In my conversations with everyone from internationally known CEOs to the front line heroes who make the magic happen, each share one ultimate hope: They want to leave a legacy.
Pericles reminds us that, “What you leave behind is not what is engraved in stone monuments, but what is woven into the lives of others.”
The American Philosopher William James wrote that, “The great use of life is to spend it for something that will outlast it.”
This has been on my mind as I read the powerful Washington Post article, Faces of the Dead. It distills the lives of 33 people who have died as a result of Covid-19 into a few sentences.
This is how it ends for all of us. The work of a lifetime is edited down to a sound byte. As the generations pass, even that fades. To paraphrase Maya Angelou, people may forget your name and perhaps every detail of the rich person you were. Leave a legacy that they will never forget.
Leaving a legacy does not have to be a world changing discovery or a giant edifice. The most powerful legacies are small grains of sand that mix with the ingredients created by succeeding generations to create concrete ideas, bits of wisdom, small acts of kindness, generosity or courage that are welded in the human psyche long after the person who initiated it is forgotten.
Many of you have shared with me how you felt compelled to tell the people who have been important in your life how they have impacted the person you became. Especially now, this is a valuable gift.
I spoke with a high school friend this past week about this topic. He had no memory of the teachable moment he created for me and no idea of how important it was. I hope the realization that he made a difference was a reassurance that he, like all of us, has the power to be a life changer.

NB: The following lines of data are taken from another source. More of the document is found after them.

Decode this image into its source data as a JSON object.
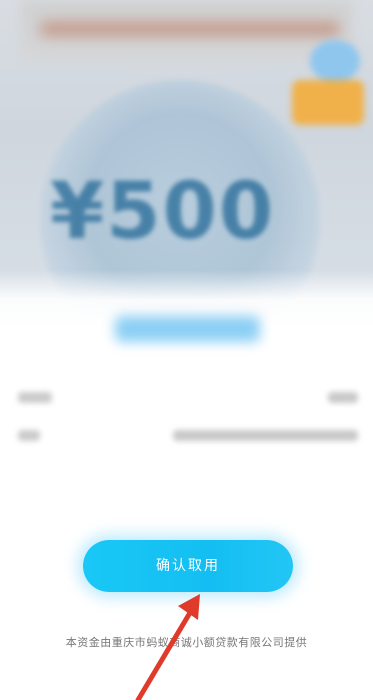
{
  "hero": {
    "amount": "¥500"
  },
  "sheet": {
    "title": "",
    "rows": [
      {
        "label": "",
        "value": ""
      },
      {
        "label": "",
        "value": ""
      }
    ]
  },
  "confirm_button": {
    "label": "确认取用"
  },
  "footer": {
    "provider_text": "本资金由重庆市蚂蚁商诚小额贷款有限公司提供"
  },
  "annotation": {
    "arrow_color": "#e03a2b"
  },
  "colors": {
    "accent": "#16c2f4",
    "amount_text": "#2d6f9b"
  }
}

As I watched the trees my parents planted in our backyard grow into towering monuments over the 30 plus years we lived there, I was reminded of Warren Buffett’s wisdom, “Someone is sitting in the shade today because someone planted a tree a long time ago.”
We will forget who planted the seeds. But the true value of leaving a legacy is how goodness endures.

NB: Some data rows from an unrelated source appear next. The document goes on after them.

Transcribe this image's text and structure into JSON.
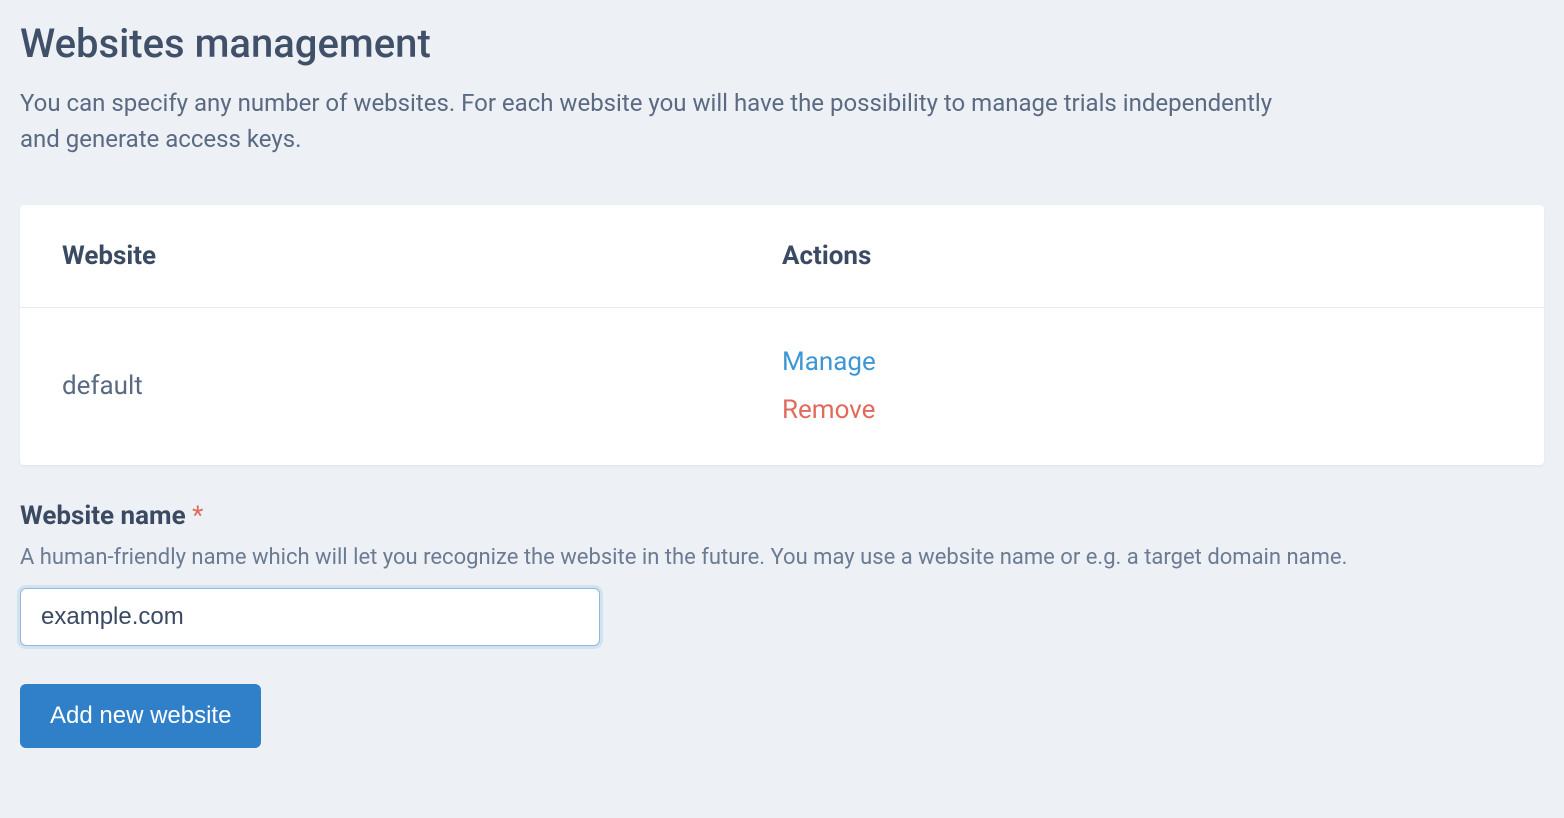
{
  "header": {
    "title": "Websites management",
    "description": "You can specify any number of websites. For each website you will have the possibility to manage trials independently and generate access keys."
  },
  "table": {
    "columns": {
      "website": "Website",
      "actions": "Actions"
    },
    "rows": [
      {
        "name": "default",
        "manage_label": "Manage",
        "remove_label": "Remove"
      }
    ]
  },
  "form": {
    "label": "Website name",
    "required_mark": "*",
    "help_text": "A human-friendly name which will let you recognize the website in the future. You may use a website name or e.g. a target domain name.",
    "input_value": "example.com",
    "submit_label": "Add new website"
  }
}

In a time where a human being can be a vital life force one week and succumb to pandemic the next, there is an urgency of self examination going on in many of our minds. It boils down to this:
Have I made difference?
You have. But whatever your contributions, there is an urgent need in our combined psyche to align our faith in the future with the little things we see that give us hope for a better tomorrow.
It’s never too late to plant those seeds and leave a legacy.
And you may not fully realize how one small thing you did may ripple across future generations, helping to create a better world for people you will never meet.
This is the ultimate purpose of being.
Try writing your own three line life condensation. If you’re not happy with it, it’s not to late to change it.